Chang feels an affinity for images and icons of other cultures, and has based his current work on these themes. "The work I'm doing now deals with America and minority cultures by appropriating their typical images and turning them into set pieces," he says.
"The whole myth of the American cowboy originally came from the Spanish and Mexican gauchos who herded cattle in Latin countries. America adopted it and turned it into a whole cultural identity for themselves.

The Piece that resulted from this, "Americana," was recently show shown at South Florida Art Center. It consisted of a framed, large-scaled map of the United States with a cheery, dense row of cows along the bottom of the frame made from American-brand beer cans 
, wooden horned heads and corks for feet.

Other pieces in Chang's studio that deal with cultural identity also show off his quirky visual humor, like a Santeria chair covered with bottle caps and mambo dolls that look like a child's toy despite its religious associations.
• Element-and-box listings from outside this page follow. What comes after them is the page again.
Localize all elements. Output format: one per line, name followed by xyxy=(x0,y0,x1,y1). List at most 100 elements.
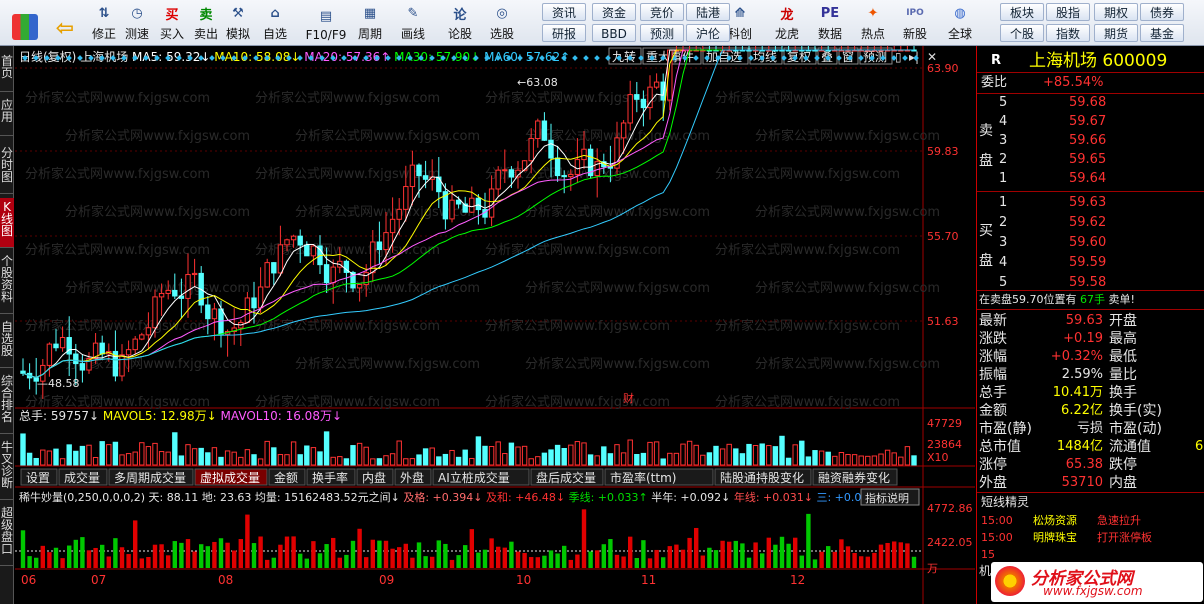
toolbar-pill-bottom[interactable]: 沪伦 xyxy=(686,24,730,42)
candle-body xyxy=(416,164,422,177)
watermark: 分析家公式网www.fxjgsw.com xyxy=(255,318,440,334)
toolbar-button-f10[interactable]: ▤ F10/F9 xyxy=(302,2,350,44)
forum-icon: 论 xyxy=(453,7,467,23)
volume-bar xyxy=(495,441,501,466)
buy-book-label: 买盘 xyxy=(979,223,993,269)
volume-bar xyxy=(20,433,26,466)
toolbar-button-pe[interactable]: PE 数据 xyxy=(812,2,848,44)
toolbar-pill-top[interactable]: 板块 xyxy=(1000,3,1044,21)
sidebar-tab-5[interactable]: 自 选 股 xyxy=(0,318,14,368)
zoom-out-icon[interactable]: ▯ xyxy=(895,50,902,64)
buy-price[interactable]: 59.62 xyxy=(1069,214,1106,232)
volume-bar xyxy=(528,458,534,466)
price-axis-label: 51.63 xyxy=(927,315,959,328)
candle-body xyxy=(535,120,541,140)
indicator-help-label: 指标说明 xyxy=(865,491,909,505)
candle-body xyxy=(284,239,290,246)
toolbar-pill-top[interactable]: 资讯 xyxy=(542,3,586,21)
finance-event-icon[interactable]: 财 xyxy=(623,391,634,405)
toolbar-button-forum[interactable]: 论论股 xyxy=(442,2,478,44)
volume-bar xyxy=(792,444,798,466)
buy-price[interactable]: 59.60 xyxy=(1069,234,1106,252)
volume-bar xyxy=(112,441,119,466)
stat-label: 外盘 xyxy=(979,475,1007,491)
candle-body xyxy=(653,81,660,88)
toolbar-pill-top[interactable]: 股指 xyxy=(1046,3,1090,21)
toolbar-pill-top[interactable]: 竞价 xyxy=(640,3,684,21)
volume-bar xyxy=(264,440,270,466)
toolbar-pill-bottom[interactable]: 个股 xyxy=(1000,24,1044,42)
sell-price[interactable]: 59.67 xyxy=(1069,113,1106,131)
watermark: 分析家公式网www.fxjgsw.com xyxy=(25,242,210,258)
toolbar-button-globe[interactable]: ◍ 全球 xyxy=(942,2,978,44)
indicator-bar xyxy=(416,542,422,568)
dragon-icon: 龙 xyxy=(780,7,794,23)
sidebar-tab-7[interactable]: 牛 叉 诊 断 xyxy=(0,438,14,500)
sidebar-tab-2[interactable]: 分 时 图 xyxy=(0,144,14,194)
indicator-tab-label: 设置 xyxy=(26,471,50,485)
sell-price[interactable]: 59.65 xyxy=(1069,151,1106,169)
volume-bar xyxy=(152,442,158,466)
volume-bar xyxy=(541,452,548,466)
sidebar-tab-1[interactable]: 应 用 xyxy=(0,96,14,136)
toolbar-button-select[interactable]: ◎ 选股 xyxy=(484,2,520,44)
indicator-bar xyxy=(53,547,59,568)
buy-price[interactable]: 59.63 xyxy=(1069,194,1106,212)
stat-value: +0.19 xyxy=(1063,331,1103,346)
toolbar-button-label: 数据 xyxy=(817,27,842,41)
indicator-bar xyxy=(740,543,745,568)
toolbar-pill-top[interactable]: 期权 xyxy=(1094,3,1138,21)
toolbar-button-hammer[interactable]: ⚒ 模拟 xyxy=(220,2,256,44)
main-toolbar: ⇦ ⇅ 修正 ◷ 测速买买入卖卖出 ⚒ 模拟 ⌂ 自选 ▤ F10/F9 ▦ 周期 ✎ 画线论论股 ◎ 选股 ⟰ 科… xyxy=(0,0,1204,46)
indicator-bar xyxy=(456,555,461,568)
volume-bar xyxy=(436,456,442,466)
indicator-bar xyxy=(265,559,270,568)
separator xyxy=(977,309,1204,310)
toolbar-button-hot[interactable]: ✦ 热点 xyxy=(855,2,891,44)
toolbar-pill-bottom[interactable]: BBD xyxy=(592,24,636,42)
toolbar-button-house[interactable]: ⌂ 自选 xyxy=(257,2,293,44)
sidebar-tab-4[interactable]: 个 股 资 料 xyxy=(0,252,14,314)
prev-page-button[interactable]: ⇦ xyxy=(52,2,78,44)
news-stock[interactable]: 松炀资源 xyxy=(1033,512,1077,530)
candle-body xyxy=(125,349,132,356)
sidebar-tab-0[interactable]: 首 页 xyxy=(0,52,14,92)
volume-bar xyxy=(719,448,726,466)
sell-price[interactable]: 59.64 xyxy=(1069,170,1106,188)
candle-body xyxy=(20,370,26,374)
toolbar-button-buy[interactable]: 买买入 xyxy=(154,2,190,44)
volume-bar xyxy=(554,444,561,466)
sell-price[interactable]: 59.66 xyxy=(1069,132,1106,150)
toolbar-button-ipo[interactable]: IPO 新股 xyxy=(897,2,933,44)
volume-bar xyxy=(752,444,759,466)
sidebar-tab-6[interactable]: 综 合 排 名 xyxy=(0,372,14,434)
toolbar-pill-top[interactable]: 资金 xyxy=(592,3,636,21)
toolbar-pill-bottom[interactable]: 研报 xyxy=(542,24,586,42)
toolbar-button-sell[interactable]: 卖卖出 xyxy=(188,2,224,44)
back-button[interactable] xyxy=(8,2,42,44)
toolbar-pill-bottom[interactable]: 基金 xyxy=(1140,24,1184,42)
sidebar-tab-8[interactable]: 超 级 盘 口 xyxy=(0,504,14,566)
toolbar-button-pencil[interactable]: ✎ 画线 xyxy=(395,2,431,44)
toolbar-pill-top[interactable]: 陆港 xyxy=(686,3,730,21)
volume-bar xyxy=(429,447,435,466)
toolbar-button-clock[interactable]: ◷ 测速 xyxy=(119,2,155,44)
toolbar-pill-bottom[interactable]: 期货 xyxy=(1094,24,1138,42)
toolbar-pill-bottom[interactable]: 指数 xyxy=(1046,24,1090,42)
watermark: 分析家公式网www.fxjgsw.com xyxy=(755,204,940,220)
candle-body xyxy=(139,334,145,340)
pencil-icon: ✎ xyxy=(407,5,419,21)
sell-level: 5 xyxy=(999,95,1008,110)
toolbar-button-arrow-up-down[interactable]: ⇅ 修正 xyxy=(86,2,122,44)
toolbar-pill-top[interactable]: 债券 xyxy=(1140,3,1184,21)
toolbar-pill-bottom[interactable]: 预测 xyxy=(640,24,684,42)
sell-price[interactable]: 59.68 xyxy=(1069,94,1106,112)
toolbar-button-dragon[interactable]: 龙龙虎 xyxy=(769,2,805,44)
stat-label-right: 内盘 xyxy=(1109,475,1137,491)
sidebar-tab-3[interactable]: K 线 图 xyxy=(0,198,14,248)
mavol10-label: MAVOL10: 16.08万↓ xyxy=(221,409,342,423)
toolbar-button-calendar[interactable]: ▦ 周期 xyxy=(352,2,388,44)
news-stock[interactable]: 明牌珠宝 xyxy=(1033,529,1077,547)
buy-price[interactable]: 59.59 xyxy=(1069,254,1106,272)
kline-chart-area[interactable]: 分析家公式网www.fxjgsw.com 分析家公式网www.fxjgsw.com… xyxy=(15,46,975,604)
An entire wall of the studio is hung with glittering, rattling Catholic cross-and-symbol necklaces made from bottle-caps, wooden crosses and beads. A huge collection of plaster cast and painted dog bones lie stacked in heaps around the window ledges. Wooden arms emerge from the walls clutching bunches of dried roses, the petals falling in soft, perfumed piles on the concrete floor.  

One piece Chang designed for a show contained a votive candle in a box that that simulated a church offering. Halfway through the show the candle caught the piece on fire. As the flames leaped up the side, Chang calmly blew them out and decided to raise the price, because the piece looked more authentic.